The 25th session of the Conference of the Parties (COP) to the United Nations Framework Convention on Climate Change (UNFCCC) has kicked off this week in Madrid.
The 197 Parties that make up the treaty – 196 nations plus the European Union – will seek to move towards the implementation of the agreements that have been reached under the Convention, which lays down specific obligations for all Parties to fight climate change.
COP25 comes a week after the UN Environment Program (UNEP) released a report warning that unless global greenhouse gas emissions fall by 7.6 percent each year between 2020 and 2030, the world will miss the opportunity to get on track towards the 1.5°C temperature goal of the Paris Agreement.
The annual Emissions Gap Report, which was released on Nov. 26 warns that even if all current unconditional commitments under the Paris Agreement are implemented, temperatures are expected to rise by 3.2°C, bringing even wider-ranging and more destructive climate impacts.

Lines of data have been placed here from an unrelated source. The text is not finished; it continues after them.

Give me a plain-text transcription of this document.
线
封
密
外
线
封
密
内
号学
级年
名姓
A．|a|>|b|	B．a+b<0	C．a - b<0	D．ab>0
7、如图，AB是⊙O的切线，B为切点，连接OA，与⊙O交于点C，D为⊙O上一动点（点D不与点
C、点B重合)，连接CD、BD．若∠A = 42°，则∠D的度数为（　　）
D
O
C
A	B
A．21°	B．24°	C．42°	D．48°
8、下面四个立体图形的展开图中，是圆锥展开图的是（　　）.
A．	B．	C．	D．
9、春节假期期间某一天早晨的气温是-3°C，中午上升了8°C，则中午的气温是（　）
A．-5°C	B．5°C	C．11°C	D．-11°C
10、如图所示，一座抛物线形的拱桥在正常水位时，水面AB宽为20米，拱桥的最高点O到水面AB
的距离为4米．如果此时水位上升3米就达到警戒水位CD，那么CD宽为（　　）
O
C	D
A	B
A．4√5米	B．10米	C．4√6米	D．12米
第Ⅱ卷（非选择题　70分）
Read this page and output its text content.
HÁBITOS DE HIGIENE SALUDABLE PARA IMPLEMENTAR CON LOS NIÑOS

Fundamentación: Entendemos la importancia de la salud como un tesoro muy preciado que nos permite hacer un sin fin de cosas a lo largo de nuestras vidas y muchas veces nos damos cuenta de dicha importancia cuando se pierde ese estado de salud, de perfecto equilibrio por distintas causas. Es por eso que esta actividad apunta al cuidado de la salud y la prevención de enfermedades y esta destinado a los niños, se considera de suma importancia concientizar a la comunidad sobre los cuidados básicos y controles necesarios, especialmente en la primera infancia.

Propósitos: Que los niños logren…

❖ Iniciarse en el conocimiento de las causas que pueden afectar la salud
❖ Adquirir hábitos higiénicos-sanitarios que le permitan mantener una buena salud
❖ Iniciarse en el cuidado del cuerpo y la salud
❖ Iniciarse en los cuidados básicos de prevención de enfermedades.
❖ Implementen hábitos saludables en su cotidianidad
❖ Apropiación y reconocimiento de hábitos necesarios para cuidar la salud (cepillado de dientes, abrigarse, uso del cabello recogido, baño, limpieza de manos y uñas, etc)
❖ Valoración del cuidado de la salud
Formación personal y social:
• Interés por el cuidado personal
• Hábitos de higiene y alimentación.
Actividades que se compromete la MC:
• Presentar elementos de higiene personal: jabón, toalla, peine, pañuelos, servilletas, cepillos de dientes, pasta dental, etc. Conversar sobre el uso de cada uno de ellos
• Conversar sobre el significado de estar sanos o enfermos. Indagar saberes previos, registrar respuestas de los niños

During the Madrid meeting, African civil society organizations will call on governments from both developing and developed nations to play their promised roles in combating climate change.
In Africa, climate change has caused drought, change in distribution of rainfall, the drying up of rivers.

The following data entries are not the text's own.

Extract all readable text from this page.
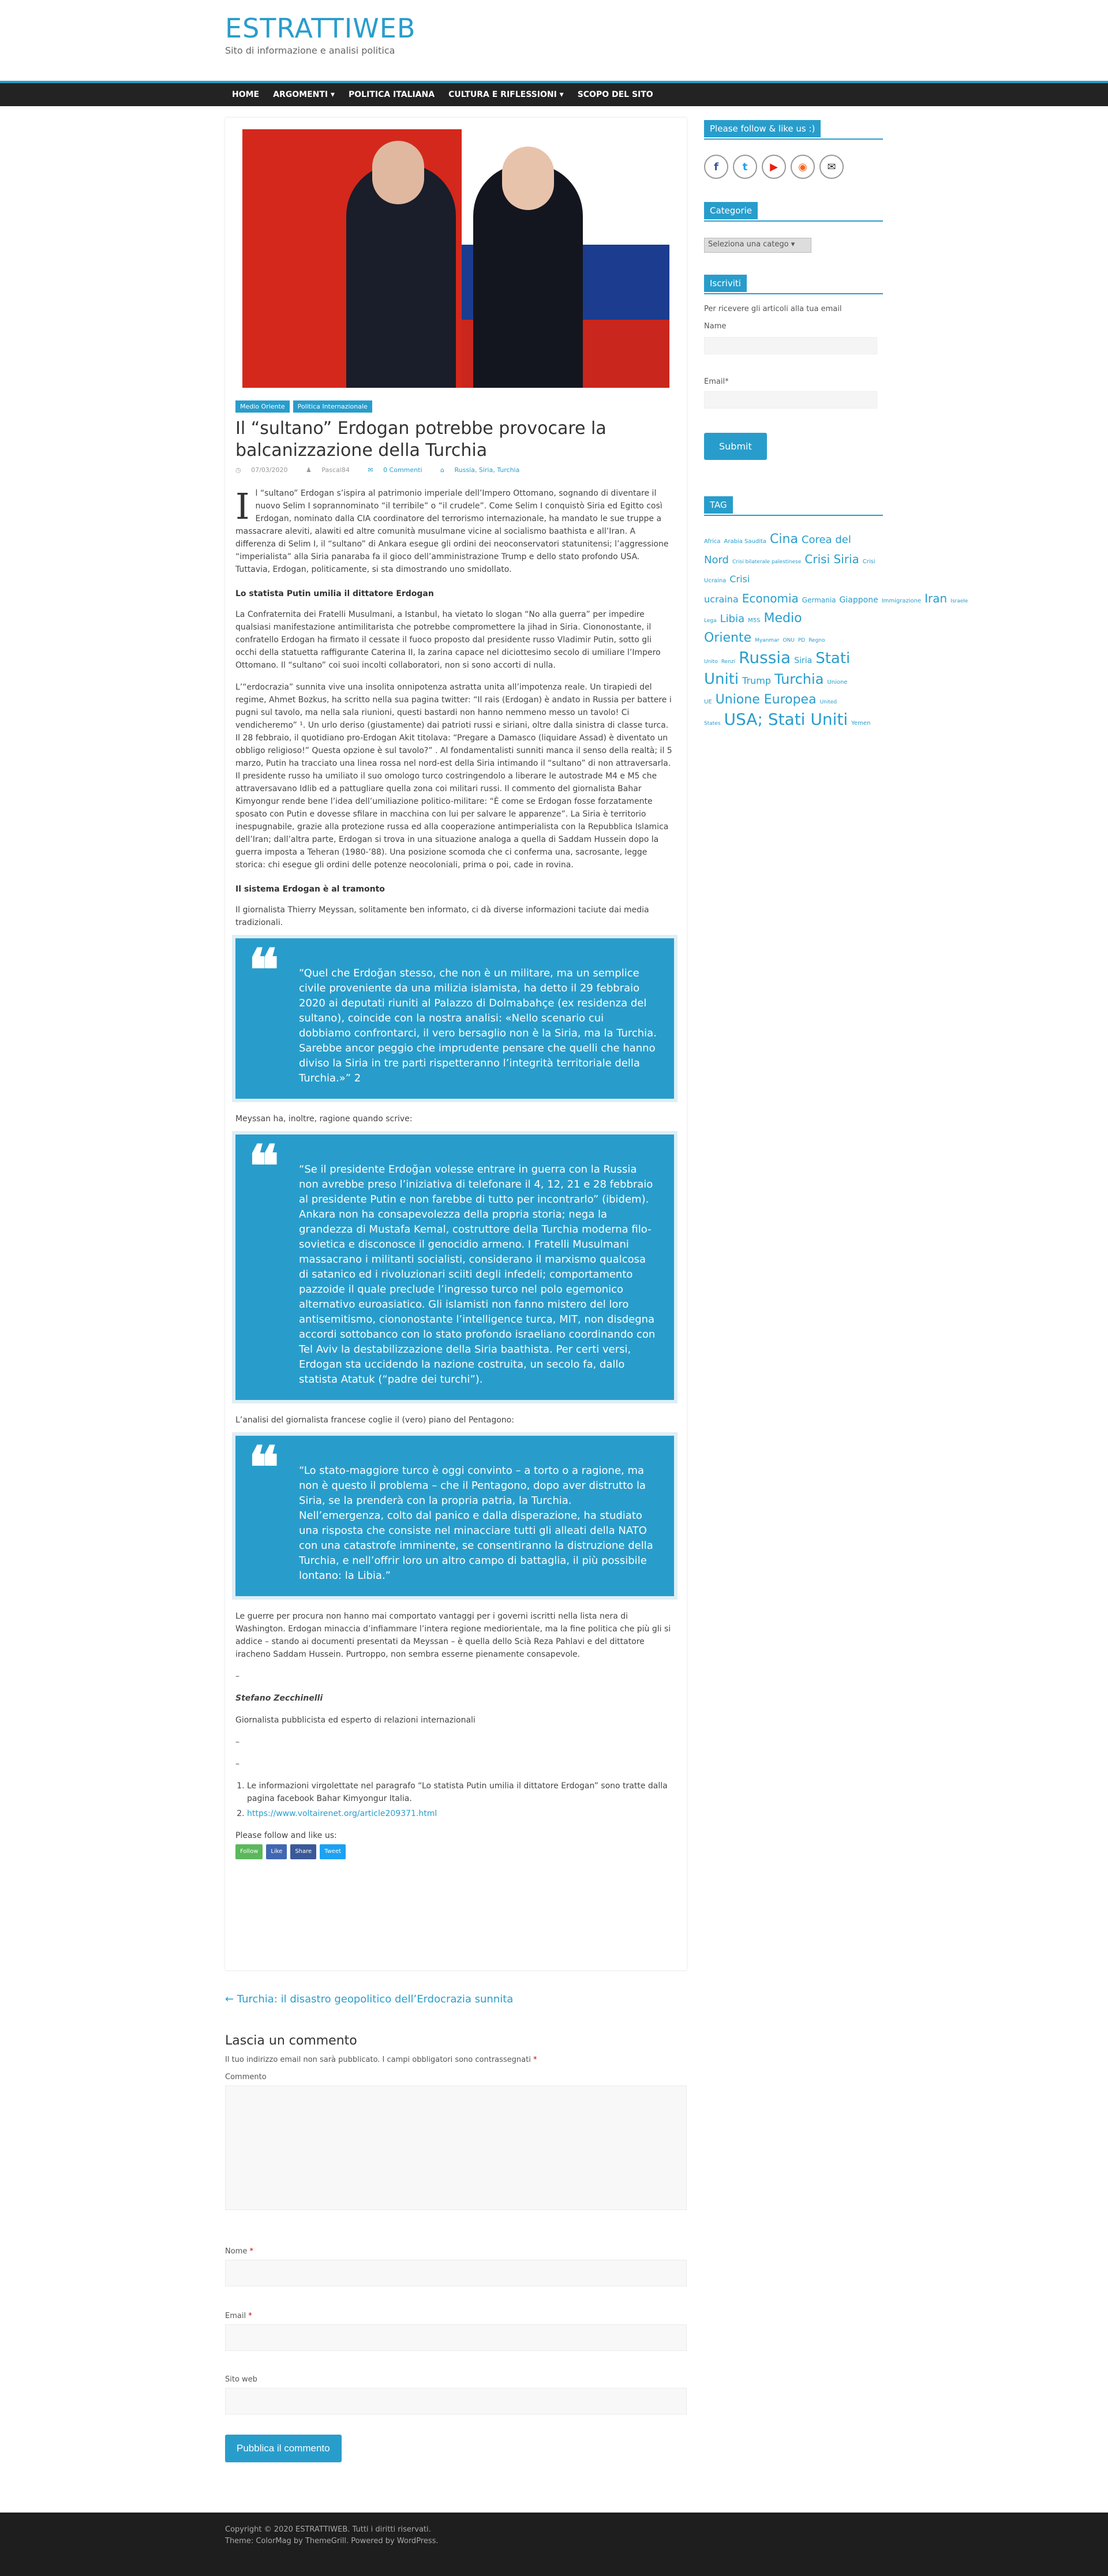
ESTRATTIWEB
Sito di informazione e analisi politica
HOME ARGOMENTI ▾ POLITICA ITALIANA CULTURA E RIFLESSIONI ▾ SCOPO DEL SITO
Medio Oriente	Politica Internazionale
Il “sultano” Erdogan potrebbe provocare la balcanizzazione della Turchia
◷ 07/03/2020	♟ Pascal84	✉ 0 Commenti	⌂ Russia, Siria, Turchia

Il “sultano” Erdogan s’ispira al patrimonio imperiale dell’Impero Ottomano, sognando di diventare il nuovo Selim I soprannominato “il terribile” o “il crudele”. Come Selim I conquistò Siria ed Egitto così Erdogan, nominato dalla CIA coordinatore del terrorismo internazionale, ha mandato le sue truppe a massacrare aleviti, alawiti ed altre comunità musulmane vicine al socialismo baathista e all’Iran. A differenza di Selim I, il “sultano” di Ankara esegue gli ordini dei neoconservatori statunitensi; l’aggressione “imperialista” alla Siria panaraba fa il gioco dell’amministrazione Trump e dello stato profondo USA. Tuttavia, Erdogan, politicamente, si sta dimostrando uno smidollato.

Lo statista Putin umilia il dittatore Erdogan

La Confraternita dei Fratelli Musulmani, a Istanbul, ha vietato lo slogan “No alla guerra” per impedire qualsiasi manifestazione antimilitarista che potrebbe compromettere la jihad in Siria. Ciononostante, il confratello Erdogan ha firmato il cessate il fuoco proposto dal presidente russo Vladimir Putin, sotto gli occhi della statuetta raffigurante Caterina II, la zarina capace nel diciottesimo secolo di umiliare l’Impero Ottomano. Il “sultano” coi suoi incolti collaboratori, non si sono accorti di nulla.

L’“erdocrazia” sunnita vive una insolita onnipotenza astratta unita all’impotenza reale. Un tirapiedi del regime, Ahmet Bozkus, ha scritto nella sua pagina twitter: “Il rais (Erdogan) è andato in Russia per battere i pugni sul tavolo, ma nella sala riunioni, questi bastardi non hanno nemmeno messo un tavolo! Ci vendicheremo” ¹. Un urlo deriso (giustamente) dai patrioti russi e siriani, oltre dalla sinistra di classe turca. Il 28 febbraio, il quotidiano pro-Erdogan Akit titolava: “Pregare a Damasco (liquidare Assad) è diventato un obbligo religioso!” Questa opzione è sul tavolo?” . Al fondamentalisti sunniti manca il senso della realtà; il 5 marzo, Putin ha tracciato una linea rossa nel nord-est della Siria intimando il “sultano” di non attraversarla. Il presidente russo ha umiliato il suo omologo turco costringendolo a liberare le autostrade M4 e M5 che attraversavano Idlib ed a pattugliare quella zona coi militari russi. Il commento del giornalista Bahar Kimyongur rende bene l’idea dell’umiliazione politico-militare: “È come se Erdogan fosse forzatamente sposato con Putin e dovesse sfilare in macchina con lui per salvare le apparenze”. La Siria è territorio inespugnabile, grazie alla protezione russa ed alla cooperazione antimperialista con la Repubblica Islamica dell’Iran; dall’altra parte, Erdogan si trova in una situazione analoga a quella di Saddam Hussein dopo la guerra imposta a Teheran (1980-’88). Una posizione scomoda che ci conferma una, sacrosante, legge storica: chi esegue gli ordini delle potenze neocoloniali, prima o poi, cade in rovina.

Il sistema Erdogan è al tramonto

Il giornalista Thierry Meyssan, solitamente ben informato, ci dà diverse informazioni taciute dai media tradizionali.

❝ “Quel che Erdoğan stesso, che non è un militare, ma un semplice civile proveniente da una milizia islamista, ha detto il 29 febbraio 2020 ai deputati riuniti al Palazzo di Dolmabahçe (ex residenza del sultano), coincide con la nostra analisi: «Nello scenario cui dobbiamo confrontarci, il vero bersaglio non è la Siria, ma la Turchia. Sarebbe ancor peggio che imprudente pensare che quelli che hanno diviso la Siria in tre parti rispetteranno l’integrità territoriale della Turchia.»” 2

Meyssan ha, inoltre, ragione quando scrive:

❝ “Se il presidente Erdoğan volesse entrare in guerra con la Russia non avrebbe preso l’iniziativa di telefonare il 4, 12, 21 e 28 febbraio al presidente Putin e non farebbe di tutto per incontrarlo” (ibidem). Ankara non ha consapevolezza della propria storia; nega la grandezza di Mustafa Kemal, costruttore della Turchia moderna filo-sovietica e disconosce il genocidio armeno. I Fratelli Musulmani massacrano i militanti socialisti, considerano il marxismo qualcosa di satanico ed i rivoluzionari sciiti degli infedeli; comportamento pazzoide il quale preclude l’ingresso turco nel polo egemonico alternativo euroasiatico. Gli islamisti non fanno mistero del loro antisemitismo, ciononostante l’intelligence turca, MIT, non disdegna accordi sottobanco con lo stato profondo israeliano coordinando con Tel Aviv la destabilizzazione della Siria baathista. Per certi versi, Erdogan sta uccidendo la nazione costruita, un secolo fa, dallo statista Atatuk (“padre dei turchi”).

L’analisi del giornalista francese coglie il (vero) piano del Pentagono:

❝ “Lo stato-maggiore turco è oggi convinto – a torto o a ragione, ma non è questo il problema – che il Pentagono, dopo aver distrutto la Siria, se la prenderà con la propria patria, la Turchia. Nell’emergenza, colto dal panico e dalla disperazione, ha studiato una risposta che consiste nel minacciare tutti gli alleati della NATO con una catastrofe imminente, se consentiranno la distruzione della Turchia, e nell’offrir loro un altro campo di battaglia, il più possibile lontano: la Libia.”

Le guerre per procura non hanno mai comportato vantaggi per i governi iscritti nella lista nera di Washington. Erdogan minaccia d’infiammare l’intera regione mediorientale, ma la fine politica che più gli si addice – stando ai documenti presentati da Meyssan – è quella dello Scià Reza Pahlavi e del dittatore iracheno Saddam Hussein. Purtroppo, non sembra esserne pienamente consapevole.

–

Stefano Zecchinelli

Giornalista pubblicista ed esperto di relazioni internazionali

–

–

1. Le informazioni virgolettate nel paragrafo “Lo statista Putin umilia il dittatore Erdogan” sono tratte dalla pagina facebook Bahar Kimyongur Italia.
2. https://www.voltairenet.org/article209371.html

Please follow and like us:

Follow	Like	Share	Tweet
← Turchia: il disastro geopolitico dell’Erdocrazia sunnita
Lascia un commento
Il tuo indirizzo email non sarà pubblicato. I campi obbligatori sono contrassegnati *
Commento
Nome *
Email *
Sito web
Pubblica il commento
Please follow & like us :)
f	t	▶	◉	✉
Categorie
Seleziona una catego ▾
Iscriviti
Per ricevere gli articoli alla tua email
Name
Email*
Submit
TAG
Africa Arabia Saudita Cina Corea del Nord Crisi bilaterale palestinese Crisi Siria Crisi Ucraina Crisi ucraina Economia Germania Giappone Immigrazione Iran Israele Lega Libia M5S Medio Oriente Myanmar ONU PD Regno Unito Renzi Russia Siria Stati Uniti Trump Turchia Unione UE Unione Europea United States USA; Stati Uniti Yemen
Copyright © 2020 ESTRATTIWEB. Tutti i diritti riservati.
Theme: ColorMag by ThemeGrill. Powered by WordPress.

“We’re fatigued by COP [Conference of Parties] jamborees which have become a ritual every year,” said Dr Mithika Mwenda of the Pan Africa Climate Justice Alliance (PACJA) – an umbrella organization that brings together over 1,000 African climate and environment civil society organizations.
The African Development Bank has earlier announced that its participation this year will help mobilize additional resources for climate funds and facilities, support efforts to strengthen the African voice in the climate change negotiations, capitalize on its efforts and experience in promoting climate-compatible development in Africa and strengthen its pipeline of climate change projects.